We're Leaving Our Children a Shameful Legacy

Money & Ethics

We're Leaving Our Children a Shameful Legacy

It's unethical for our nation to pass the buck -- literally -- to future generations of taxpayers.

Q: We all know that the soaring federal budget deficit is a huge economic challenge for the U.S. But what about the ethics of it?

A cardinal rule of ethical living is that you take responsibility for your own choices and you don't place the burden of them on others. By that measure, it is highly unethical of today's voters and their elected representatives to allow the federal government to grossly overspend current revenues -- year after year, in good times and bad.

Sure, that debt can probably be rolled over forever, with the principal being reborrowed through countless new Treasury-bond issues. But as the federal debt mounts, the burden of our profligacy will fall on future taxpayers: our children and their children. That's unethical.

Sponsored Content

Current tax revenue paid out in interest on past deficits -- now about 7% of the federal budget and rising -- is revenue not available for the societal needs of future generations. A rising share of those interest payments (today about half) is paid to foreign creditors, so it's not even recycled in our own economy. And we can expect that creditors will demand higher interest rates over time.


There are some who believe that it is acceptable -- indeed, highly ethical -- to run budget deficits in times of recession, to relieve the distress of the unemployed and stimulate the economy. I'll accept that -- as long as the budget is brought back into balance, ideally by spending cuts, when strong growth resumes. Even better, Washington should run surpluses in boom times and bank them for a rainy day -- as some states do -- to help weather the next recession.
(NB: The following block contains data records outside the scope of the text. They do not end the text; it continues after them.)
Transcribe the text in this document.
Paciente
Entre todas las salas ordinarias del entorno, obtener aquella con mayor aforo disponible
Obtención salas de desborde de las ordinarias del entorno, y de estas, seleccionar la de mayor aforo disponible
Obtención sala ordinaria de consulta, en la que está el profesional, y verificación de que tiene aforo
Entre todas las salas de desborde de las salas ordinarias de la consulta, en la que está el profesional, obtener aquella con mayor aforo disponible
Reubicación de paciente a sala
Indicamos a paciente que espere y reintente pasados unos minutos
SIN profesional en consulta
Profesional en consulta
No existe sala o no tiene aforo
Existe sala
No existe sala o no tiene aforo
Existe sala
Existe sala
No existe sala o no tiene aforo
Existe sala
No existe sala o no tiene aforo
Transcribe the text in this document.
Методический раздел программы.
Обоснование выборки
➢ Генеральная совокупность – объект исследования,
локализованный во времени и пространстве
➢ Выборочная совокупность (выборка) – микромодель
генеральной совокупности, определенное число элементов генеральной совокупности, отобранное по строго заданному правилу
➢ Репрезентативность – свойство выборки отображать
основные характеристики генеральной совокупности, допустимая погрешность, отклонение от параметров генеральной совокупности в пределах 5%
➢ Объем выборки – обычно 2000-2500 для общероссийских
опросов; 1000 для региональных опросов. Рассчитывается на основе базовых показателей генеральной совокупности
Reality check: In the past 50 years, Congress has balanced the federal budget only six times -- in 1960, 1969, 1998, 1999, 2000 and 2001 (and the last four needed an accounting boost from Social Security surpluses).

The budget went back into the red after the economy faltered because of the dot-com bust of 2000 and in the aftermath of 9/11. But even with anti-recession tax cuts and heavy military spending, the deficit stayed under 4% of gross domestic product until the Great Recession pushed it to $1.3 trillion -- more than 10% of GDP -- and it continues to soar.